Objective: Although cocaine is a potent serotonin (5-HT) reuptake blocker, the role of 5-HT systems in cocaine craving and relapse in humans has been unclear. The authors evaluated whether acute reductions in central 5-HT synthesis modulated craving for cocaine in cocaine-dependent patients.
Method: Twenty-five cocaine-dependent male inpatients were exposed to cocaine-craving cues while their 5-HT levels were lowered and during a placebo condition in a counterbalanced, double-blind design. 5-HT levels were reduced by rapidly lowering plasma levels of its precursor, tryptophan; tryptophan levels were reduced by stimulating protein synthesis with a large drink of amino acids devoid of tryptophan. During the placebo condition the patients drank an identical amino acid drink containing tryptophan. Craving was induced by exposing patients to cocaine paraphernalia and a videotape depicting drug use. Craving was assessed 7 hours after ingestion of the drink. Visual analog ratings of craving for cocaine were administered before and after cue exposure at each test session.

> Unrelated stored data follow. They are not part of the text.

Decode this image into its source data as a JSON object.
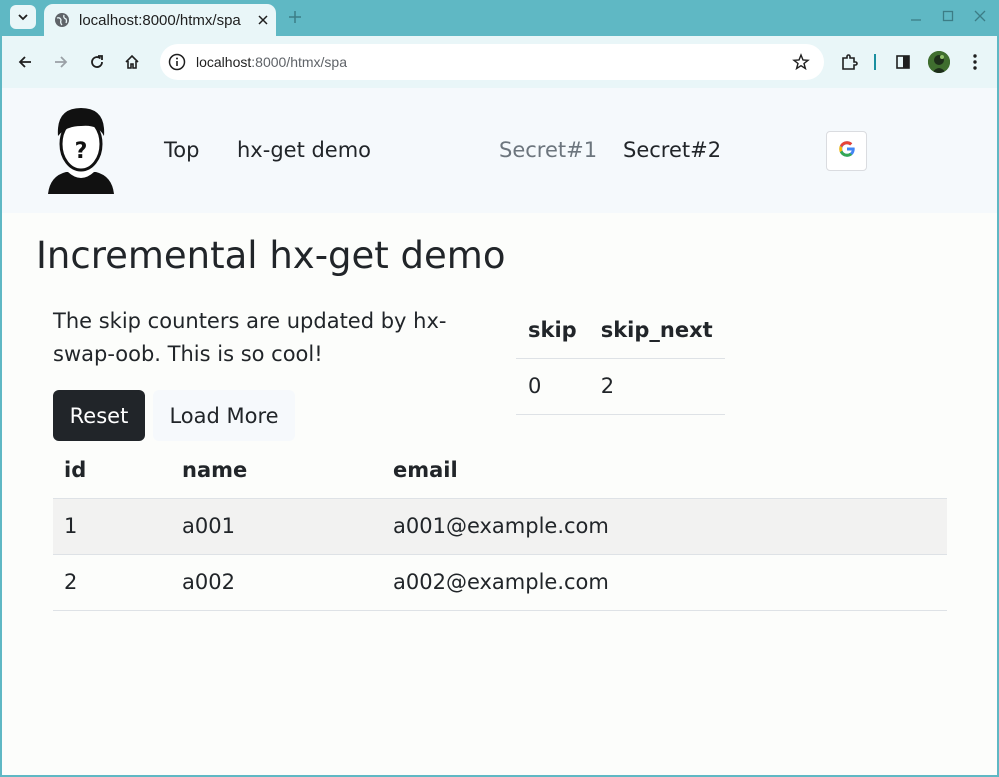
{
  "browser": {
    "tab_title": "localhost:8000/htmx/spa",
    "url_host": "localhost",
    "url_rest": ":8000/htmx/spa",
    "icons": {
      "tab_menu": "chevron-down-icon",
      "tab_favicon": "globe-icon",
      "tab_close": "close-icon",
      "new_tab": "plus-icon",
      "back": "arrow-left-icon",
      "forward": "arrow-right-icon",
      "reload": "reload-icon",
      "home": "home-icon",
      "site_info": "info-icon",
      "bookmark": "star-icon",
      "extensions": "puzzle-icon",
      "side_panel": "side-panel-icon",
      "profile": "avatar-icon",
      "menu": "kebab-menu-icon"
    },
    "colors": {
      "frame": "#5fb8c4",
      "toolbar": "#e9f6f8"
    }
  },
  "navbar": {
    "links": [
      {
        "label": "Top"
      },
      {
        "label": "hx-get demo"
      },
      {
        "label": "Secret#1"
      },
      {
        "label": "Secret#2"
      }
    ],
    "google_button_icon": "google-icon"
  },
  "main": {
    "title": "Incremental hx-get demo",
    "description": "The skip counters are updated by hx-swap-oob. This is so cool!",
    "skip_table": {
      "headers": [
        "skip",
        "skip_next"
      ],
      "row": [
        "0",
        "2"
      ]
    },
    "buttons": {
      "reset": "Reset",
      "load_more": "Load More"
    },
    "data_table": {
      "headers": [
        "id",
        "name",
        "email"
      ],
      "rows": [
        [
          "1",
          "a001",
          "a001@example.com"
        ],
        [
          "2",
          "a002",
          "a002@example.com"
        ]
      ]
    }
  }
}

Results: Patients reported less desire for cocaine stimulated by cue exposure after drinking amino acids without tryptophan than they did after drinking placebo. The order that tryptophan depletion and placebo tests were performed influenced the impact of tryptophan depletion on cue-induced craving.
Conclusions: Serotonergic systems modulate cue-induced craving for cocaine, a factor implicated in relapse to cocaine use.